Global Songlines

By Merindah Donnelly.


48 minutes till London…

I slept pretty much the whole way, dreaming of mum and dad and the veggie garden back home. And because this trip is so epic, the loose plan of building up some reserve battery power by sleeping as much as possible seemed appealing. This last week leading up to departure has been a race against time.

Time. A concept that we’ve discussed reclaiming as part of our collective’s mandate.

Travelling reminds me of certain things I don’t always have time or space to think about. I have always wanted to understand the world from Indigenous perspectives, my ancestry traces back to Indigenous peoples globally.

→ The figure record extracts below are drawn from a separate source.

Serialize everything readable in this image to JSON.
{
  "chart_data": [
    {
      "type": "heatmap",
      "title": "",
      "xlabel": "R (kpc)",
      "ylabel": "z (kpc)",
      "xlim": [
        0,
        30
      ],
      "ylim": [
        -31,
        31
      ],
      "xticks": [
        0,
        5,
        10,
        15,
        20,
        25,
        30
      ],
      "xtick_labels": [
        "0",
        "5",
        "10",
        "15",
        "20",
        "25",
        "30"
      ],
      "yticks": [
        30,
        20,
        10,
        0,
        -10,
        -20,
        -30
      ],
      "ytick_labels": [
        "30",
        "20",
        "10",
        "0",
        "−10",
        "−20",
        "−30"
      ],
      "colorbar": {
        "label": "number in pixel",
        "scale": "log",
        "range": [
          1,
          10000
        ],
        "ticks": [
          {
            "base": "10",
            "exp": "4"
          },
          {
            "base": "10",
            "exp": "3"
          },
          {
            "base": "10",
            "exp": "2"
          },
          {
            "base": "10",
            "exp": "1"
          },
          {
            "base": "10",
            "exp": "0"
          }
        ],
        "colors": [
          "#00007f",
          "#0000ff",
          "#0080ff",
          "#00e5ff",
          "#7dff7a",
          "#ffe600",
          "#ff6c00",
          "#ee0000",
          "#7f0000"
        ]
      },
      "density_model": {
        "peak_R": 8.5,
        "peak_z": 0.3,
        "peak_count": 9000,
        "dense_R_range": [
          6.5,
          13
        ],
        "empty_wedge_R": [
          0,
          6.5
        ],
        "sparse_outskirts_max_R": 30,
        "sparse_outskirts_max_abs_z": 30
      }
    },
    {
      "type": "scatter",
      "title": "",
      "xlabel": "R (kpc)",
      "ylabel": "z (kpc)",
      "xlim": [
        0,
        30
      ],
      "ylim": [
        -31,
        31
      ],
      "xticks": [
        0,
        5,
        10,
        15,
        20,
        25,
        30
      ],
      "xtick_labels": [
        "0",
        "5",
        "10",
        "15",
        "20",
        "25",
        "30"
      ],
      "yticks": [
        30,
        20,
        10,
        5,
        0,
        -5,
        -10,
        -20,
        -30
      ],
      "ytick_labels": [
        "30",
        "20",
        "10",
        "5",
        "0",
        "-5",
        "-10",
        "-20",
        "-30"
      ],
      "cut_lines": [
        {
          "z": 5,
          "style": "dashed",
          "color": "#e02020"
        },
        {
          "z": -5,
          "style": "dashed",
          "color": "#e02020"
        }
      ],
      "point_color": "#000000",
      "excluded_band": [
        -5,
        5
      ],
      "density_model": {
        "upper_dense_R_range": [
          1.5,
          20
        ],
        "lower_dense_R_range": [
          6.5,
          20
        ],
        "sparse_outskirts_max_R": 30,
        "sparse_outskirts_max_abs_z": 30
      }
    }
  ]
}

I’m a fiercely proud Aboriginal woman from central and northwest NSW, my ancestors fought the colonisers.

I’m also ‘a wee Celtic lass’! My pa’s family is from Cromarty, in Scotland. His ancestor’s fought the British. My dad’s great great great grandfather was from Armagh, in Ireland, and his ancestors also fought the British.

It doesn’t matter where you go in the world, First Peoples purpose is always similar – protect the land, be one with the land and ensure the spirit of the land and our own spirit stays here for many generations to come.

Indigenous peoples all over the world have been oppressed and subjugated by dominant invasive cultures. As such, our version of history is not taught or as readily available, and certainly not apparent in everyday things we take for granted such as maps. There is nothing like travelling to bring these issues to light.

Gabi has just pointed out to me we are flying over the English Channel (which I’m totes gunna swim one day). Twenty minutes til we land. Lorna, Ali and Lou are all on British soil- so it’s just Gabi and me now.

Can’t wait to get off this plane, serz.

I’m on edge about travelling to London. I know I’ve probably got a preconceived notion of what that will be, but right now- the Brits are the living embodiment of colonisation. Their cultural arrogance that led to the dehumanization of my people is still affecting my family today.

I’m looking forward to travelling to Ireland and Scotland. I can’t wait to see what I dream about, and I can’t wait to take my shoes off and stick my feet in the earth- while I still can.